The problem is much worse with a stat that we can only measure in certain situations, such as “Folded Big Blind to Steal Attempt.” On a full ring table, a player is only on the big blind every 9th or 10th hand, and in most of those hands will not be facing a blind steal attempt. You may need to play hundreds of hands against a villain until you have accurate data for “Folded Big Blind to Steal Attempt.”
tl;dr version: convergence is a problem.
In Poker Copilot 5 we are adding a new approach to solving this problem: default values. This means that for a player you’ve never played before, instead of assuming that their VPiP is unknown, we’ll assume it is a preset default, say 20%. So after one hand, instead of seeing 0% or 100%, you’ll see 19% or 23%. Until you have 25 hands of data, we’ll fill in the missing hands with a value of 20%. After each hand, we’ll use the default value less and actual data more.
This will be much better for “Folded Big Blind to Steal Attempt”. Even though I designed and coded most of Poker Copilot, I still find myself looking at this statistic after just a couple of rounds around the table, and using it to make decisions. It is quite likely that the villain had only low hands in the big blind, and folded wisely. Or had great hands and re-raised the blind steal attempt. So I’m using the data incorrectly.
Instead we’ll use a default value of maybe 50%. Only after a significant amount of hands against a player will I now see the correct value. “Significant amount” here means we could measure the statistic 25 times.
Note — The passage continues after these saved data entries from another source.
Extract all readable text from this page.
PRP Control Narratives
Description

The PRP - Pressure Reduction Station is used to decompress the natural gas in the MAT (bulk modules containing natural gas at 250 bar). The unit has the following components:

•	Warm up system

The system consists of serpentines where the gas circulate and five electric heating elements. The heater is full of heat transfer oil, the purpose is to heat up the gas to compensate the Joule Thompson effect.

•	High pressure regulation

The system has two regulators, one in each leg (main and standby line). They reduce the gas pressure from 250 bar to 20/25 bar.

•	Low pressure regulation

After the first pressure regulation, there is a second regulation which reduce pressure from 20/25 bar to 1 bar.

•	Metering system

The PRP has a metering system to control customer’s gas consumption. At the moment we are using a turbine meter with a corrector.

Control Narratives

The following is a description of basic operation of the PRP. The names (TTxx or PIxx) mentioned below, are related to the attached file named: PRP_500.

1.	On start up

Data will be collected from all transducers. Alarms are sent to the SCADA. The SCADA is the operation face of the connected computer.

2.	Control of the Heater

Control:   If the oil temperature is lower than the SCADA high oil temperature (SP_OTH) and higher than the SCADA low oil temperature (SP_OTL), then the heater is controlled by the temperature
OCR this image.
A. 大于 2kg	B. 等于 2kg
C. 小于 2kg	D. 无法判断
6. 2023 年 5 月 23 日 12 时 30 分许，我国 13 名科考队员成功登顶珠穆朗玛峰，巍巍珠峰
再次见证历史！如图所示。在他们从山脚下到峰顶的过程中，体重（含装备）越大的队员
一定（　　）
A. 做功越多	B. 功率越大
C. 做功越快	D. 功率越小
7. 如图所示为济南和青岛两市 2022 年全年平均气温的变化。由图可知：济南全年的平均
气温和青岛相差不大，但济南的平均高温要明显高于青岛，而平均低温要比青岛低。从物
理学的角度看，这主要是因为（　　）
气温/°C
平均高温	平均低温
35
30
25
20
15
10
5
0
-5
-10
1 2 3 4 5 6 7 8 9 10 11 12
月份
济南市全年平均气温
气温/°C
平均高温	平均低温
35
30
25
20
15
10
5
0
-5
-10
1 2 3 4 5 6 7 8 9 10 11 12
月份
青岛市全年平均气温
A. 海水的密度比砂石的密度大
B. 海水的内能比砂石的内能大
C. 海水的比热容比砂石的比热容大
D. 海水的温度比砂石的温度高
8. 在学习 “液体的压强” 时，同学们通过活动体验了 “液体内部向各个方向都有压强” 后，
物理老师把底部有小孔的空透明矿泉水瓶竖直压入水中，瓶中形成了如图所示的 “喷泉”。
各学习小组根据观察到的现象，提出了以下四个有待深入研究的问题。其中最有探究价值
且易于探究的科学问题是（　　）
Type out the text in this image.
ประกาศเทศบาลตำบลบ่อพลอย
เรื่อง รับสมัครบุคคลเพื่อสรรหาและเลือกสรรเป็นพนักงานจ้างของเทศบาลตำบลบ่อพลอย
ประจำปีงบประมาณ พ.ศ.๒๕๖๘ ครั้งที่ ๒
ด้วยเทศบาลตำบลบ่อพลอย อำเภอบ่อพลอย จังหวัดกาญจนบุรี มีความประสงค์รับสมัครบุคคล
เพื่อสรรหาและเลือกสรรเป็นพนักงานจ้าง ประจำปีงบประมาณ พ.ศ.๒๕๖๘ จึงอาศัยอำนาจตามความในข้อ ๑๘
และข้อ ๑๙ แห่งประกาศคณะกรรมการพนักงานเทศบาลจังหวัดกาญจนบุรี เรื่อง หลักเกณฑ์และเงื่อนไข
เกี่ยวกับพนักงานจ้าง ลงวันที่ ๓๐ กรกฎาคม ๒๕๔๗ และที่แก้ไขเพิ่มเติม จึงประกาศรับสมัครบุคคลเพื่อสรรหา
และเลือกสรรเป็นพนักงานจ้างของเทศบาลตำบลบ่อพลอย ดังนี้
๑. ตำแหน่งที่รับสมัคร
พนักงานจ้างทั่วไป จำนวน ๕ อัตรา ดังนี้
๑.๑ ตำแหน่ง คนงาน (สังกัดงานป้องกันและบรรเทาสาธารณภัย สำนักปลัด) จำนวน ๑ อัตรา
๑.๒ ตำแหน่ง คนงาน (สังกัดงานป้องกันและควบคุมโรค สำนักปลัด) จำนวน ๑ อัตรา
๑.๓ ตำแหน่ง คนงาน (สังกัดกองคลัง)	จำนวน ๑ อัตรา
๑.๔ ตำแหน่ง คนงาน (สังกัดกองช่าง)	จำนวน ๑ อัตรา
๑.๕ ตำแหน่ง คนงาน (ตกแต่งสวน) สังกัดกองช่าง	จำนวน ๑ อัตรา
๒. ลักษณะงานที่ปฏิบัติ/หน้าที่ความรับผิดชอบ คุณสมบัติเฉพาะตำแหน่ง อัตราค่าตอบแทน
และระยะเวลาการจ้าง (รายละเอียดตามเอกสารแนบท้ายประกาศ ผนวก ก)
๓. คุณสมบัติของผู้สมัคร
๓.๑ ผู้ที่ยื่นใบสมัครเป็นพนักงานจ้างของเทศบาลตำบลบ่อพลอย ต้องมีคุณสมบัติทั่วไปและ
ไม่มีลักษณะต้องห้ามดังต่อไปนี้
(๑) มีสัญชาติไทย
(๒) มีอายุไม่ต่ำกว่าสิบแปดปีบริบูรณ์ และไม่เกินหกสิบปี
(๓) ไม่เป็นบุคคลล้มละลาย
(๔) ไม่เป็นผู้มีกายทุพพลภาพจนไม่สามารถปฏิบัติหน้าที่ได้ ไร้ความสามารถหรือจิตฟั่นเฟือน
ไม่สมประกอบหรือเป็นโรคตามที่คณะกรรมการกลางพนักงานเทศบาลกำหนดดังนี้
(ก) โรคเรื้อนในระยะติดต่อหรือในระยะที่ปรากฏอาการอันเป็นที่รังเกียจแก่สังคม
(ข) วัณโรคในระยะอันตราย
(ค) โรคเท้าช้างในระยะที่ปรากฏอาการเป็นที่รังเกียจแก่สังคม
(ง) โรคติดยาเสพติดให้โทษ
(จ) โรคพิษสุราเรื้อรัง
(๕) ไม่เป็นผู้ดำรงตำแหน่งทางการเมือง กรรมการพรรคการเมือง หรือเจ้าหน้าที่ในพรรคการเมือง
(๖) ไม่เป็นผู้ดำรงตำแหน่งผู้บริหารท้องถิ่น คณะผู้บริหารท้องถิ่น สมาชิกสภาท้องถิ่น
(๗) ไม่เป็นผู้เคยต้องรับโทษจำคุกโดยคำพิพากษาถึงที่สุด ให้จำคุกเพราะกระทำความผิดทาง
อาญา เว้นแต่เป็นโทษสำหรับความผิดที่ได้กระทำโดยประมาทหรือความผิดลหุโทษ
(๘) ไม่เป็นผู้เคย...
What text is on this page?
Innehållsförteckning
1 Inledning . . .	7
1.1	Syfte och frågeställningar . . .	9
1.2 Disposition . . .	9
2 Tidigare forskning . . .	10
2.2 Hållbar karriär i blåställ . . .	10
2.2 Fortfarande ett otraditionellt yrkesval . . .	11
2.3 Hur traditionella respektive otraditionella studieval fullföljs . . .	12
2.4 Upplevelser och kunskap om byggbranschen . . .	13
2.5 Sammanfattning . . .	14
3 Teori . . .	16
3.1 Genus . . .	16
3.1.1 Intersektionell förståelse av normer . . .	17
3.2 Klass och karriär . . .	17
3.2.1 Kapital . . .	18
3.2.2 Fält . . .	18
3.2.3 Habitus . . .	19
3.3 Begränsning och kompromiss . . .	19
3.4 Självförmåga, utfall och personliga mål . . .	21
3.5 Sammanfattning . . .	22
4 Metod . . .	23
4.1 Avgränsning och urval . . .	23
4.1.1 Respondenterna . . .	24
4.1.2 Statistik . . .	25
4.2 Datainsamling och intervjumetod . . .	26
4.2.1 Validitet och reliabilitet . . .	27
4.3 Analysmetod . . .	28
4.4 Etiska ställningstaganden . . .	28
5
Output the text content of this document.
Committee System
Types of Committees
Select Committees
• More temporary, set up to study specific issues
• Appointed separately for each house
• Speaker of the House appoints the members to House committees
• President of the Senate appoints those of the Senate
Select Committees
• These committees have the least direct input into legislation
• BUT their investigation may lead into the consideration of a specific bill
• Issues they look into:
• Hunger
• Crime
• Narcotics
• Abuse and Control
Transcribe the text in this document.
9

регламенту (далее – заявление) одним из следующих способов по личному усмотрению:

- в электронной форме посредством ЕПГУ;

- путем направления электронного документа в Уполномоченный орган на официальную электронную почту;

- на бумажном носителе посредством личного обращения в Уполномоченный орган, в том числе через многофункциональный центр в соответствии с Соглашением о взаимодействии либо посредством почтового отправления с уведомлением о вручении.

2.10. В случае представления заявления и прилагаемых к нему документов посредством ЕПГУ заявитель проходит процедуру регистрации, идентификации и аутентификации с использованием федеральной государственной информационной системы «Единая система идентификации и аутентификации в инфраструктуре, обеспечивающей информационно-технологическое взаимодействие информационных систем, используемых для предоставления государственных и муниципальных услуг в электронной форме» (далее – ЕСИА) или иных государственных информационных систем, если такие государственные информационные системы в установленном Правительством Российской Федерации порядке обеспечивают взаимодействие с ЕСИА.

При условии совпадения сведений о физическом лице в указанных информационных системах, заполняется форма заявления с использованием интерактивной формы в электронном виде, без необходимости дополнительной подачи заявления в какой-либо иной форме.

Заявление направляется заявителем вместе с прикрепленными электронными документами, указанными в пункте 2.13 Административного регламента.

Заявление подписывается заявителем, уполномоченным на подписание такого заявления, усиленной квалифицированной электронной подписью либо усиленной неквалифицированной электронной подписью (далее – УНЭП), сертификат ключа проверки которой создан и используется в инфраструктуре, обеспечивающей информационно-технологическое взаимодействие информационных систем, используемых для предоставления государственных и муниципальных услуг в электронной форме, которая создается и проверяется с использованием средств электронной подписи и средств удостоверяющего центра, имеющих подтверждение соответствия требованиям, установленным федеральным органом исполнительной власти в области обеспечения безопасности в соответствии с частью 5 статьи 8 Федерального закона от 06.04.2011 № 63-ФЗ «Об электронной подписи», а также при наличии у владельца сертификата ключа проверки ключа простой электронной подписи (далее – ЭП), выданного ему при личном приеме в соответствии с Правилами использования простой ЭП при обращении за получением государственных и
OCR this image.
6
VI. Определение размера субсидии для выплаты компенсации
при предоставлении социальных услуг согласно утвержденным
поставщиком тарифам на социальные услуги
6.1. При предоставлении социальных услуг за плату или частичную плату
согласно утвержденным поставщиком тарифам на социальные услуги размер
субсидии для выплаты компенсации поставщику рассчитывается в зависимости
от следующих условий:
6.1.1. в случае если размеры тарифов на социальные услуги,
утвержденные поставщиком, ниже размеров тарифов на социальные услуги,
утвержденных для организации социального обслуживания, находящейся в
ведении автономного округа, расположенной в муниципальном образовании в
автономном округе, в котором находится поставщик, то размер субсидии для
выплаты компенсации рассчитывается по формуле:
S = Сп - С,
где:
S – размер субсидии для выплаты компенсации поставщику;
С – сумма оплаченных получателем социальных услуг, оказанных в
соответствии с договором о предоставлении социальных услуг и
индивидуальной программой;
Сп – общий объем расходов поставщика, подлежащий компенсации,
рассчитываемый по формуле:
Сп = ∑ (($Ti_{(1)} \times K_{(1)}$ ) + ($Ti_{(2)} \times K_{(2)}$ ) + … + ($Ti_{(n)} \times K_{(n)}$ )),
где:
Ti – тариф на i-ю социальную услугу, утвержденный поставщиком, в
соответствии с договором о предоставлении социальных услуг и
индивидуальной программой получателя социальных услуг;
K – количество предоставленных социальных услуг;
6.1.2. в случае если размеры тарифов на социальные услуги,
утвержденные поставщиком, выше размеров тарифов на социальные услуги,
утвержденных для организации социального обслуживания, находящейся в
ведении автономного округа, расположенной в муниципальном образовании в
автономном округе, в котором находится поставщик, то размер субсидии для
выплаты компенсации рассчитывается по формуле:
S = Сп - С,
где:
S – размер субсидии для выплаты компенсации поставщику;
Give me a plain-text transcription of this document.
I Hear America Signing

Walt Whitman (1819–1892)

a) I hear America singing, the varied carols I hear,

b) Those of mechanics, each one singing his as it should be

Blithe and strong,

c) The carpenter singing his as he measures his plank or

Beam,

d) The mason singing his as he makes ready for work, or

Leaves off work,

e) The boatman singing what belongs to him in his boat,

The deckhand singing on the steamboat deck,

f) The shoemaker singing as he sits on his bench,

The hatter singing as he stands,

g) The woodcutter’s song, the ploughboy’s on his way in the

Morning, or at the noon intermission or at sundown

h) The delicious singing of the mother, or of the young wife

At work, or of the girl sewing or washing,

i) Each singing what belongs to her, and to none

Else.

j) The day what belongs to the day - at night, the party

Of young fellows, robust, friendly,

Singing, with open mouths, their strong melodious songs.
- “But wait”, you say. “Isn’t that giving me wrong values?” Yes, and no. Yes, the values are wrong, but that’s the nature of statistics – in a dynamic setting they are always partly wrong, but we make them as accurate as we can. And I believe that the default values are less wrong than the current approach.
- “I don’t like this. Is it optional?” Of course. In fact, by default this feature will be disabled.
- “Do we have to use the default values you choose?” No. You can choose your default value for each statistic. Or none for certain statistics. You can make the default values work for any number of hands, so that after, say, 10 hands, you see the measured values only.
We conceived this feature with the help of a online pro.